Frontier’s Montana operations are in the northwest corner of the state, near the Kootenai National Forest.

The transaction is subject to regulatory approvals by the Federal Communications Commission, the U.S. Department of Justice, the Committee on Foreign Investment in the United States (CFIUS), applicable state regulatory agencies, and certain local video franchise authorities where Frontier FiOS operates. Frontier expects little opposition to the deal.

Weed’s involvement in Wave Broadband is no more, but at the time he left the company, Wave had reached 140 cities and towns in Washington, Oregon, and California. Wave was formed in 2003 with a series of strategic acquisitions of “distressed” independent cable systems and those owned by pre-bankruptcy Charter Communications, Northland Communications, and Cedar Communications. In May 2017, Wave Broadband was sold to TPG Capital for $2.36 billion, and today operates under TPG’s leadership with its close cousins RCN and Grande Communications.

Weed has a reputation for successfully deploying fiber networks in a region where capital can be difficult to find and easy returns on investment are rare, so there is considerable good will he will successfully upgrade Frontier service areas that have been neglected for years.

Although the transaction could deliver temporary fiscal relief for Frontier, shareholders remain displeased with the current leadership team at the company, and there are still significant signs Frontier remains in serious financial and operational distress, especially because of its ongoing customer losses. Frontier is likely to be pressured to find other sales opportunities, assuming it can find willing buyers.

Frontier: Forget About DSL Upgrades in 2019; Live With What You’ve Got

Frontier Communications has no plans to upgrade most of their legacy copper DSL internet customers this year, leaving customers in many markets stuck at speeds as low as 1-3 Mbps.

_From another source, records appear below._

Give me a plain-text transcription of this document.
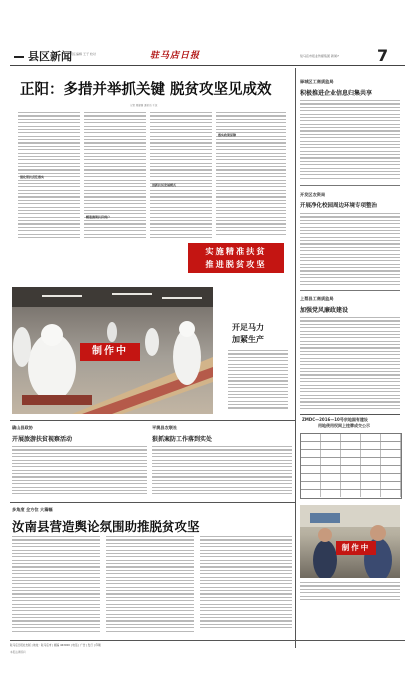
县区新闻
责任编辑 王子 校对	驻马店日报	驻马店市报业传媒集团 新闻7 7
正阳：多措并举抓关键 脱贫攻坚见成效
记者 周建国 通讯员 王波
强化帮扶责任落实
精准施策扶持到户
创新扶贫发展模式
落实政策保障
实施精准扶贫
推进脱贫攻坚
制作中
开足马力
加紧生产
驿城区工商质监局
积极推进企业信息归集共享
开发区农资局
开展净化校园周边环境专项整治
上蔡县工商质监局
加强党风廉政建设
ZMDC—2016—10号宗地国有建设
用地使用权网上挂牌成交公示
制作中
确山县政协
开展旅游扶贫视察活动
平舆县农联社
狠抓案防工作落到实处
多角度 全方位 大篇幅
汝南县营造舆论氛围助推脱贫攻坚
驻马店日报社出版 | 地址：驻马店市 | 邮编 463000 | 电话 | 广告 | 发行 | 印刷
本报法律顾问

Frontier CEO Dan McCarthy told analysts in a late afternoon conference call Tuesday that around one million homes have access to Frontier’s 100 Mbps DSL service, and six million can sign up for DSL at or above 25 Mbps. McCarthy considers those customers valuable targets for marketing campaigns because most are not Frontier customers. For the rest of Frontier’s legacy copper areas that cannot access those speeds, Frontier will have little to offer in 2019.

“I don’t think you’re going to see us do a lot of significant copper upgrades this year,” McCarthy admitted. “Our big focus is really future proofing kind of the [California, Texas, and Florida] fiber markets. So, we’re spending the money to upgrade th[ose markets] to 10 Gbps capability.”

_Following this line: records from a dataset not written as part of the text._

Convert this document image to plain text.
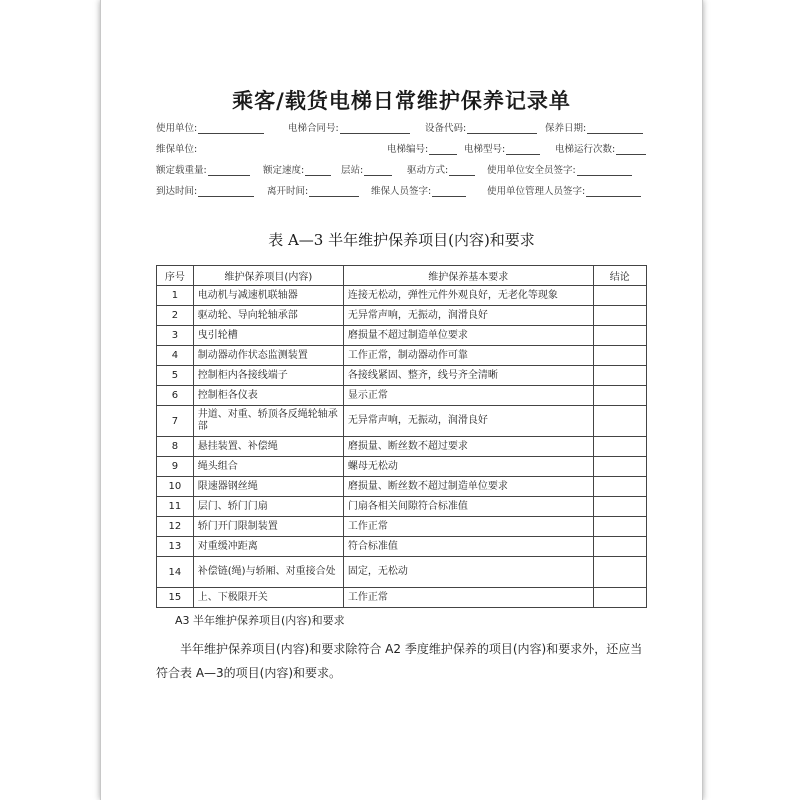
乘客/载货电梯日常维护保养记录单
使用单位:	电梯合同号:	设备代码:	保养日期:
维保单位:	电梯编号:	电梯型号:	电梯运行次数:
额定载重量:	额定速度:	层站:	驱动方式:	使用单位安全员签字:
到达时间:	离开时间:	维保人员签字:	使用单位管理人员签字:
表 A—3 半年维护保养项目(内容)和要求
序号	维护保养项目(内容)	维护保养基本要求	结论
1	电动机与减速机联轴器	连接无松动，弹性元件外观良好，无老化等现象	
2	驱动轮、导向轮轴承部	无异常声响，无振动，润滑良好	
3	曳引轮槽	磨损量不超过制造单位要求	
4	制动器动作状态监测装置	工作正常，制动器动作可靠	
5	控制柜内各接线端子	各接线紧固、整齐，线号齐全清晰	
6	控制柜各仪表	显示正常	
7	井道、对重、轿顶各反绳轮轴承部	无异常声响，无振动，润滑良好	
8	悬挂装置、补偿绳	磨损量、断丝数不超过要求	
9	绳头组合	螺母无松动	
10	限速器钢丝绳	磨损量、断丝数不超过制造单位要求	
11	层门、轿门门扇	门扇各相关间隙符合标准值	
12	轿门开门限制装置	工作正常	
13	对重缓冲距离	符合标准值	
14	补偿链(绳)与轿厢、对重接合处	固定，无松动	
15	上、下极限开关	工作正常	
A3 半年维护保养项目(内容)和要求
半年维护保养项目(内容)和要求除符合 A2 季度维护保养的项目(内容)和要求外，还应当符合表 A—3的项目(内容)和要求。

Frontier reported another quarter of poor results late yesterday, widely missing analyst expectations. Frontier’s share price lost 26.8% of its value overnight in heavy trading. Over the last 12 months, Frontier’s share price has dropped by 77%.

Analysts remain deeply concerned about Frontier’s customer defections, which have persisted for several years and show no signs of ending. Even more daunting, Frontier’s high debt levels are still a problem. A major tranche of Frontier’s debt comes due for repayment in 2022, and there are concerns Frontier may not be able to cover it, which could force the company into bankruptcy. In February, Bloomberg News ranked Frontier No. 1 on the list of deeply distressed debt issuers in North America.

While cable companies can count on quarterly boosts in the number of customers signing up for broadband, Frontier shareholders have become accustomed to reading about subscriber losses. The company lost 38,000 broadband subscribers in the last quarter, including in its fiber to the home markets. Most of Frontier’s losses are Charter Spectrum and Comcast’s gains. Frontier also reported landline and video customer losses.